A Better Way. To safeguard the flow of global maritime commerce, the United States needs to expand Coast Guard capabilities, improve the sharing and use of commercial information, and enhance international cooperation. Specifically, Congress should:
Expand the Coast Guard's International Port Assistance Program.
Focus on specific shipments that indicate a reason for suspicion by cultivating better information sharing between the public and private sectors. This approach would allow more efficient allocation of resources and effort by pinpointing suspect shipments rather than trying to screen all containers, most of which pose no threat.
Separate the intelligence and compliance functions of Customs and Border Protection and combine intelligence and data collection into a single, focused authority at a high level elsewhere in the Department of Homeland Security.
Require the Departments of Defense and Homeland Security to sponsor joint operations and intelligence fusion centers.
Aggressively fund and implement the Coast Guard's Integrated Deepwater System to accelerate completion to within 10 years to 15 years.

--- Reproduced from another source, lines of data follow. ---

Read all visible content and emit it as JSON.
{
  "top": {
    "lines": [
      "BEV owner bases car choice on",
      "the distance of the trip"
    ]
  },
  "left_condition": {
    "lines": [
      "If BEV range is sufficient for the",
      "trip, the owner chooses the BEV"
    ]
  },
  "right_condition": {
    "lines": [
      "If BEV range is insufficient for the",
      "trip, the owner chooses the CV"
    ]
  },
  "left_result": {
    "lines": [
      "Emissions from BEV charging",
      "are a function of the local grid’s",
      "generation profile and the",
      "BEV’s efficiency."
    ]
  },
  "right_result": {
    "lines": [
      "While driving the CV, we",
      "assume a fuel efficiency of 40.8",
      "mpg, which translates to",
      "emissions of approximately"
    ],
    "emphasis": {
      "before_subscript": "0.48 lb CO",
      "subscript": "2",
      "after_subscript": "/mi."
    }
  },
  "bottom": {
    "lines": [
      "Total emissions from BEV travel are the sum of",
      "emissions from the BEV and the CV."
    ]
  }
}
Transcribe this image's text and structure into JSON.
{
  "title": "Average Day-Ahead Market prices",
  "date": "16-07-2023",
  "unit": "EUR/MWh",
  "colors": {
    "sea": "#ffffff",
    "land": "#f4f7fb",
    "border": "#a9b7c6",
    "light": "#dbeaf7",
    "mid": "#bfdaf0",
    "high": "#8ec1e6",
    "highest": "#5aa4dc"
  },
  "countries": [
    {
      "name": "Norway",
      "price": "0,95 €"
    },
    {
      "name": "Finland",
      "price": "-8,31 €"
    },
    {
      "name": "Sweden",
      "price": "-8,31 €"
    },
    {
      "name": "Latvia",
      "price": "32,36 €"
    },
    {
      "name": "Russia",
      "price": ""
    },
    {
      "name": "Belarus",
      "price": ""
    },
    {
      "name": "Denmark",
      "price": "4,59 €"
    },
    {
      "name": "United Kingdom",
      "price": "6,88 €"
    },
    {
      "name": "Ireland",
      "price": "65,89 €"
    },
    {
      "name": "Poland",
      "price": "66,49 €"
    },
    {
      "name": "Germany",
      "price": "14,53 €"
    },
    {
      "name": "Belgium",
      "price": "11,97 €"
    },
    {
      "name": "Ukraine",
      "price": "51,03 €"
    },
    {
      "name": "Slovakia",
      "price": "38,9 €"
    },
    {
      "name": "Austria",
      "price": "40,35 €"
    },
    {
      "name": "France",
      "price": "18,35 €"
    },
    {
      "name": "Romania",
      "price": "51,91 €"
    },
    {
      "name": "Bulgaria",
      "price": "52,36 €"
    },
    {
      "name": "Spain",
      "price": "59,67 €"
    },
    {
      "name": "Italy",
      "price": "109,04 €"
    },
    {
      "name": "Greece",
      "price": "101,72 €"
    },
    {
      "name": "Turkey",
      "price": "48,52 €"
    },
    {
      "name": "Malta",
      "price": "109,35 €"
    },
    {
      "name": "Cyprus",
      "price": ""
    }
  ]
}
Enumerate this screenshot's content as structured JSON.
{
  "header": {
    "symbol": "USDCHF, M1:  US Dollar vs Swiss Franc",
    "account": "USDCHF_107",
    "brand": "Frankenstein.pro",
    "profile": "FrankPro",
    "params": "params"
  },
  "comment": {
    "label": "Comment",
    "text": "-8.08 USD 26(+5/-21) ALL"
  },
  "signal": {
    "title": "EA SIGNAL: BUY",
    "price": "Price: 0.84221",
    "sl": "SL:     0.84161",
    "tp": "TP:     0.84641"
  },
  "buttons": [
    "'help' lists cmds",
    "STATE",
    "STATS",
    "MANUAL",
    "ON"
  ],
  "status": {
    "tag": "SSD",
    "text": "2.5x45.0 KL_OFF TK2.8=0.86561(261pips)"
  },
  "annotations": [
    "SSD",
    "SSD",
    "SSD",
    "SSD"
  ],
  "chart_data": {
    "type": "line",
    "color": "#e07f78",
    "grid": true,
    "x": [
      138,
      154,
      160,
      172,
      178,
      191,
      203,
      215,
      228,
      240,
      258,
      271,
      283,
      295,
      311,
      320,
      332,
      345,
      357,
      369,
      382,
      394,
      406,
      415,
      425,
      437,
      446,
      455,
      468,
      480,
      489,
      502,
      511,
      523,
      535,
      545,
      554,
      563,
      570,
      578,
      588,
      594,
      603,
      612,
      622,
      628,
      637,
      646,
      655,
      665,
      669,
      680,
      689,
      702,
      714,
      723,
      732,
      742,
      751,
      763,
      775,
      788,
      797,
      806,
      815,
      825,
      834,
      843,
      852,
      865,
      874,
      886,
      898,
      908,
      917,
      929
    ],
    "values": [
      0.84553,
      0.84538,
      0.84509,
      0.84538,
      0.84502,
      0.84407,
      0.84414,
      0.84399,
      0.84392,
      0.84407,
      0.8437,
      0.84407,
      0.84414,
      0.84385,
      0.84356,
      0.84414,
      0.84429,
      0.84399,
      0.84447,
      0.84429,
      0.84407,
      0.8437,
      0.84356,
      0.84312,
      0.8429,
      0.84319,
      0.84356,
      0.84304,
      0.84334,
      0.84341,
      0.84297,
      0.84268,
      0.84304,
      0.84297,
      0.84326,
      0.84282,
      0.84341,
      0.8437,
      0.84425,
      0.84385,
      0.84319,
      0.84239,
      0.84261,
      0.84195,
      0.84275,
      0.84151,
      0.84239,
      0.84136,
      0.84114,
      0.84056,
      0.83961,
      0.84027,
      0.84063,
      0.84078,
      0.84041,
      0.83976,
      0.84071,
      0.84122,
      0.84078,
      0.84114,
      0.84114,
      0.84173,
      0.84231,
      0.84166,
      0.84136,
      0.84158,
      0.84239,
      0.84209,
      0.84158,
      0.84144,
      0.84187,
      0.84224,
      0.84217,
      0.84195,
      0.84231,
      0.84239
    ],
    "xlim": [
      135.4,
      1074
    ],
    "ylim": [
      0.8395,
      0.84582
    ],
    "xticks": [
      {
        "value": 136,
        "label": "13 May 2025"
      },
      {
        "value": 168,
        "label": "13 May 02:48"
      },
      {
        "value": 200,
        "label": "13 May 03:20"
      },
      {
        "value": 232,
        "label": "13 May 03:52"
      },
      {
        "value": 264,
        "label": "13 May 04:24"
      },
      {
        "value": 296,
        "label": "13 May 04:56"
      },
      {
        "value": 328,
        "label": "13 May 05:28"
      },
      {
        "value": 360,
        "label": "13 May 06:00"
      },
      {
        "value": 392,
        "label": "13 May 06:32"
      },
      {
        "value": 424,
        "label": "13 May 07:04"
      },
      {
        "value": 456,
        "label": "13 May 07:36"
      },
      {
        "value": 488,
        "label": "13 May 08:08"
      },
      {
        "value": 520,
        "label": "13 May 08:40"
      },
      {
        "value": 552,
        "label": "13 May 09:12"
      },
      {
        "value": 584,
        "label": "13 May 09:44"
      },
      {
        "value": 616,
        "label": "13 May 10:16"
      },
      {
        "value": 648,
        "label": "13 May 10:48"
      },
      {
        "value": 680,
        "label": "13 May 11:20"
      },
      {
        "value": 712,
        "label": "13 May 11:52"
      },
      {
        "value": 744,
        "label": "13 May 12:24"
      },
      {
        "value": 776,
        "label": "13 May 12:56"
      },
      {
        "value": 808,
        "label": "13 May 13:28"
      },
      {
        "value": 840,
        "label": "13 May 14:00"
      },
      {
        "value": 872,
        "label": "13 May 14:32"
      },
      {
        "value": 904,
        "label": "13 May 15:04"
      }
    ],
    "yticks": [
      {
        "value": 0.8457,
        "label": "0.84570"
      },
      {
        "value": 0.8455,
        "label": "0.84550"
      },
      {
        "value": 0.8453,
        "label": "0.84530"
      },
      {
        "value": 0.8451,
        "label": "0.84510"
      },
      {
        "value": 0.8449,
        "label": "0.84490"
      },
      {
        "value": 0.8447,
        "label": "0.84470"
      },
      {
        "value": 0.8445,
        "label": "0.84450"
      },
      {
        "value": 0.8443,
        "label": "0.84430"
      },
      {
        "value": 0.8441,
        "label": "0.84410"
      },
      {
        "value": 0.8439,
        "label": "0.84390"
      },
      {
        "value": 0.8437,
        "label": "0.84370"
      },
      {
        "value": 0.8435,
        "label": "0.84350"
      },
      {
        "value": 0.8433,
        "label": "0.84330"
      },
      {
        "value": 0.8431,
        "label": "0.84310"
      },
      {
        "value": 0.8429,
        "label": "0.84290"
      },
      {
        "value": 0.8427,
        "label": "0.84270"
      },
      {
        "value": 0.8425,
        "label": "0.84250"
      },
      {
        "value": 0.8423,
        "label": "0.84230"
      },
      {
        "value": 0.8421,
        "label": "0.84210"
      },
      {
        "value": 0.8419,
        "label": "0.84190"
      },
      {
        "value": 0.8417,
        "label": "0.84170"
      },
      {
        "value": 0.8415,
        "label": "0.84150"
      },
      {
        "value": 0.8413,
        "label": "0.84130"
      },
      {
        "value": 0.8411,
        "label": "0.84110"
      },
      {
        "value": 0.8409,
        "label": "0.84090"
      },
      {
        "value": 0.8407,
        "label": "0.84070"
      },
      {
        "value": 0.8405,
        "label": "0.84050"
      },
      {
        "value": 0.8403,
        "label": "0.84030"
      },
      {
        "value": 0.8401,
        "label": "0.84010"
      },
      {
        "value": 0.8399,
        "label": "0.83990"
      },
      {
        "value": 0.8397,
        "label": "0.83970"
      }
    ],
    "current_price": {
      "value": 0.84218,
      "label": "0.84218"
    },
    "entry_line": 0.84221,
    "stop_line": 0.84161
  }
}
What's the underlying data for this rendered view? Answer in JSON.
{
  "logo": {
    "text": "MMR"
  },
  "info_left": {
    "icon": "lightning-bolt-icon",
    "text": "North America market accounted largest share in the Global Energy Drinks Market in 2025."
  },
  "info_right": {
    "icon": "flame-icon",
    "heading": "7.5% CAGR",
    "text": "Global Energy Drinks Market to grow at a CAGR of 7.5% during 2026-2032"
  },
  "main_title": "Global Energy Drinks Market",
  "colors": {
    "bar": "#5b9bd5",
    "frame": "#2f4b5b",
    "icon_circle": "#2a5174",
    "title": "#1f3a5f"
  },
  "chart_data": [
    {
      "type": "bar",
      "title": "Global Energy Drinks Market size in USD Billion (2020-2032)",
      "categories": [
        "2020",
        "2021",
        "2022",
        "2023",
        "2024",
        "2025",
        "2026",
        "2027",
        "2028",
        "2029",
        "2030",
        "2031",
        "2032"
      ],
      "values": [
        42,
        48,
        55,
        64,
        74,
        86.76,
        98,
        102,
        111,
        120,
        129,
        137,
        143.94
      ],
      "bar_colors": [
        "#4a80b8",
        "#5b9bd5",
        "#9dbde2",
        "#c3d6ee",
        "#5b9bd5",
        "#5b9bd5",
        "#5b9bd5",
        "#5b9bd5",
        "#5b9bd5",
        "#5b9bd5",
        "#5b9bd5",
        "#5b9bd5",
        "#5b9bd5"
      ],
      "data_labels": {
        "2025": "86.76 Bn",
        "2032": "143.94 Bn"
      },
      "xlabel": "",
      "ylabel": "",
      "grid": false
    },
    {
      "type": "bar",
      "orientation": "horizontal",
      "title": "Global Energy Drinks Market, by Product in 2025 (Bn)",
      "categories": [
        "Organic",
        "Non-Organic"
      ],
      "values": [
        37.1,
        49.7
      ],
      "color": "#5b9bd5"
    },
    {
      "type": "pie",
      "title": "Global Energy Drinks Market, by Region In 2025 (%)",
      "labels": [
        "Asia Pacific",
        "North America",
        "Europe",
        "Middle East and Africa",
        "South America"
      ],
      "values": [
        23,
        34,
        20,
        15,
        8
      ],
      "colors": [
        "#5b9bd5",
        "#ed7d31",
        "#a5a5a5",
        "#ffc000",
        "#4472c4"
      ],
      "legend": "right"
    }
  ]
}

Restructure U.S. assistance programs. Congress should begin to address this issue by requiring the Government Accountability Office to inventory and assess the effectiveness of the various U.S. programs and their international counterparts.
Conclusion. The better answer to the nuke-in-a-box scenario, as well as more likely threats, is to increase efforts to interdict potential dangers before they reach the ports and to use the best and broadest possible intelligence generated from commercial and government information. In this regard, security measures should focus on building capabilities that address a broad range of dangers rather than fixating on a few "Tom Clancy" scenarios.
Closing the real gaps in U.S. maritime security means focusing the government on stopping terrorists and criminals and focusing the private sector on sensible, reasonable, transparent, and uniform action that will enhance the security of the global supply chain. Much can be done to improve maritime security without placing undue burdens on maritime commerce.
Alane Kochems is a Policy Analyst for National Security and James Jay Carafano, Ph.D., is Senior Research Fellow for National Security and Homeland Security in the Douglas and Sarah Allison Center for Foreign Policy Studies, a division of the Kathryn and Shelby Cullom Davis Institute for International Studies, at The Heritage Foundation.